The enantiospecific synthesis of desthioChetomin, a putative biosynthetic intermediate of the epidithiodioxopiperazine natural product Chetomin, is described. A diastereoselective N-alkylation was employed to form the key C3-N1' bond of the heterodimeric indoline core, followed by peptide coupling and dioxopiperazine cyclization with the requisite N-methyl amino acids. A related sarcosine-derived dioxopiperazine was prepared in the same manner. The first proposed biosynthesis of Chetomin is also detailed in the text.

Enhanced antitumor activity and mechanism of biodegradable polymeric micelles-encapsulated chetomin in both transgenic zebrafish and mouse models.[Pubmed:25175172]
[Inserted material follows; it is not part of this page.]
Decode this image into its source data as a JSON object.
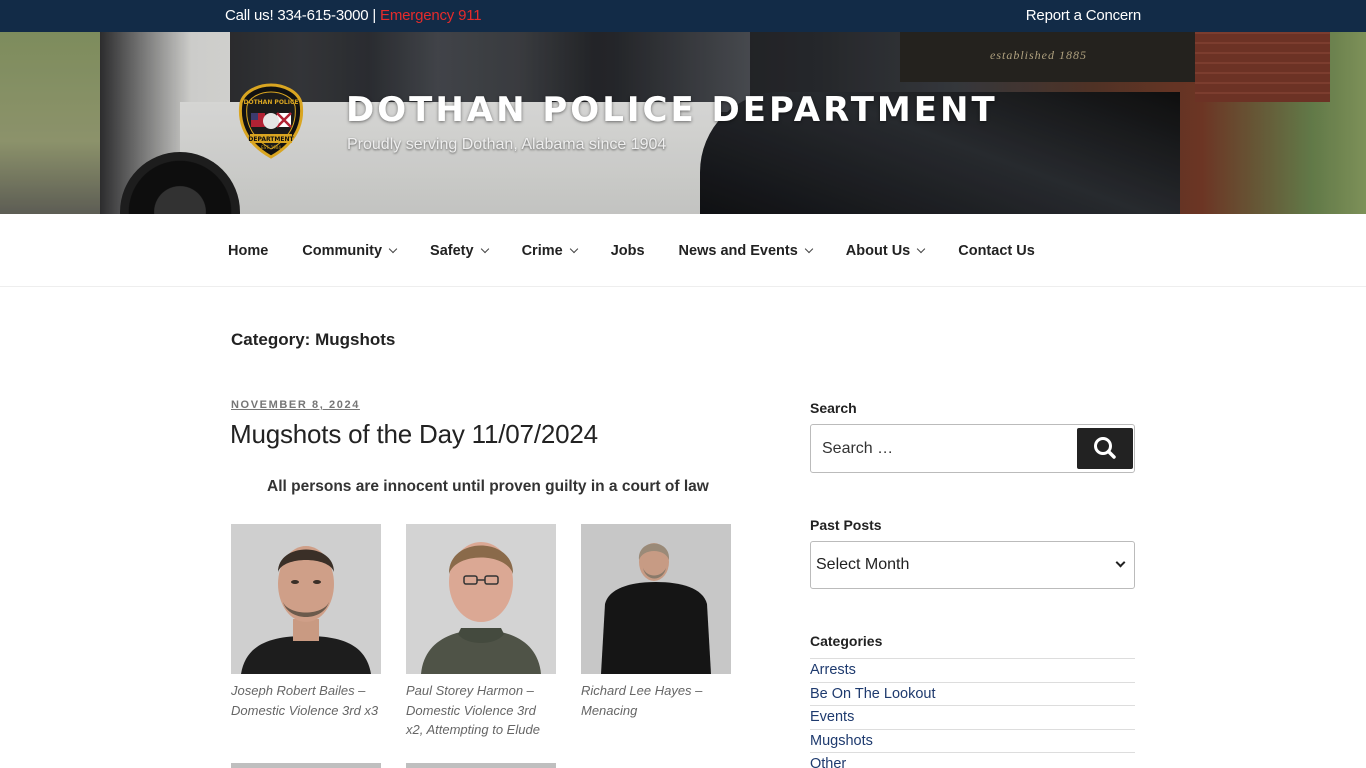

Nanoscale. 2014 Oct 21;6(20):11940-52.

Chetomin is a promising molecule with anti-tumor activities in the epipolythiodioxopiperazine family of fungal secondary metabolites; however, strong hydrophobicity has limited its further applications. In this work, Chetomin was encapsulated into polymeric micelles to obtain an aqueous formulation, and the Chetomin loaded micelles (Che-M) exhibited small particle size and high encapsulation efficiency. When the concentration of copolymer was higher than the critical gelation concentration, the Che-M could form a thermosensitive hydrogel (Che-H), which was free-flowing sol at ambient temperature and converted into a non-flowing gel at body temperature. The molecular modeling study has indicated that Chetomin interacted with PCL as a core, which was embraced by PEG as a shell. Che-M showed equal cytotoxicity with free Chetomin, but the apoptosis inducing effects of Che-M were more significant. Besides, Che-M could increase the GSSG level, decrease the GSH level, and increase the ROS in CT26 cells. Furthermore, stronger inhibitory effects of Che-M were observed on embryonic angiogenesis, tumor-induced angiogenesis and tumor growth in transgenic zebrafish models. In addition, Che-M was effective in inhibiting tumor growth and prolonging survival in a subcutaneous CT26 tumor model. In a colorectal peritoneal carcinomatosis model, both Che-M and Che-H showed excellent therapeutic effects, but Che-H was more effective. In conclusion, Che-M and Che-H may serve as candidates for cancer therapy.